With as much grace as she could possibly muster Rehnoor absorbed the harsh spotlight directed on her. She longed for two seconds of solitude, which she was absolutely denied by relatives who would’ve accompanied her inside toilets too had she not put her foot down. By the fifth night, Rehnoor had had her fill of the farcical drama. She was desperate for some fresh air. On cue as if, she was taken over by an urge to go up to the terrace. It was no mean task to escape from the hawk-like watch of her father (and all other relatives who had turned her house into a dharamshala[iv] of sorts).
The night was darker than most others. She could barely see a thing but switching on the lights wasn’t an option. She shut the door to the terrace as quietly as she could. The air smelled like a far-fetched dream of freedom. She shivered.

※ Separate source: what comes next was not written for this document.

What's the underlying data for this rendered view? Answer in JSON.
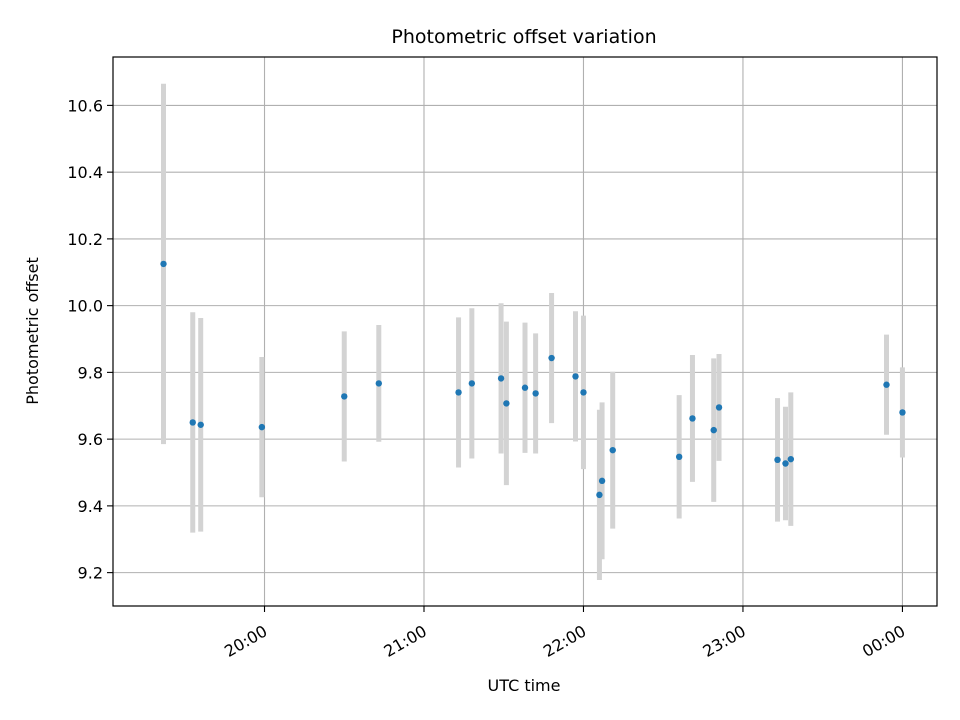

It was then that she saw it. A figure in the dark, its face just as black as she remembered. It sat on the parapet, its head slightly tilted to one side. Before she knew it Rehnoor had begun walking towards it. Like a sculpture, it sat rooted to its spot. Her lack of trepidation surprised her as she continued walking towards the monkey. The pitch black night seemed to have thrown a blanket over her anxiety and reason. In the back of her mind, she registered an increasing uproar downstairs over her absence. Her breath grew ragged, as she stood right in front of the monkey. The din from downstairs rang in sharp contrast with the stillness on the terrace. Rehnoor could feel her pulse racing everywhere in her body as she bent her knees and came face to face with the monkey. It tilted its head the other way, not budging an inch.
Inhaling what felt like her last breath of air, Rehnoor closed her eyes and leant forward. Her lips brushed against the monkey’s for the smallest unit of time.
The terrace door blew open. Within a blink of Rehnoor’s eyes, the monkey seemed to have vanished completely. Lights were switched on.
Somehow finding Rehnoor safe made her family noisier than before. An ocean of arms reached out to touch her, because seeing her alright wasn’t good enough. Holding both her hands, an entire procession brought her downstairs to her room again. Only after being made to swear about a dozen times that she wouldn’t go anywhere alone, was she allowed to sleep, in the company of the night-bodyguards (two young aunts).
The creature had stolen the fantasy of her first kiss. But come what may, Rehnoor had reclaimed it in the dark of the night. Her first kiss was still hers to give to whom she liked, or so she believed, smiling herself to sleep.
[i] Kaka is the Hindi equivalent of uncle
[ii] Kaki is the Hindi equivalent of aunt
[iii] Langurs are the most widespread species of monkeys in the Indian subcontinent. Their scientific name is Colobinae
[iv] Dharamshala is a rest house, especially for travellers.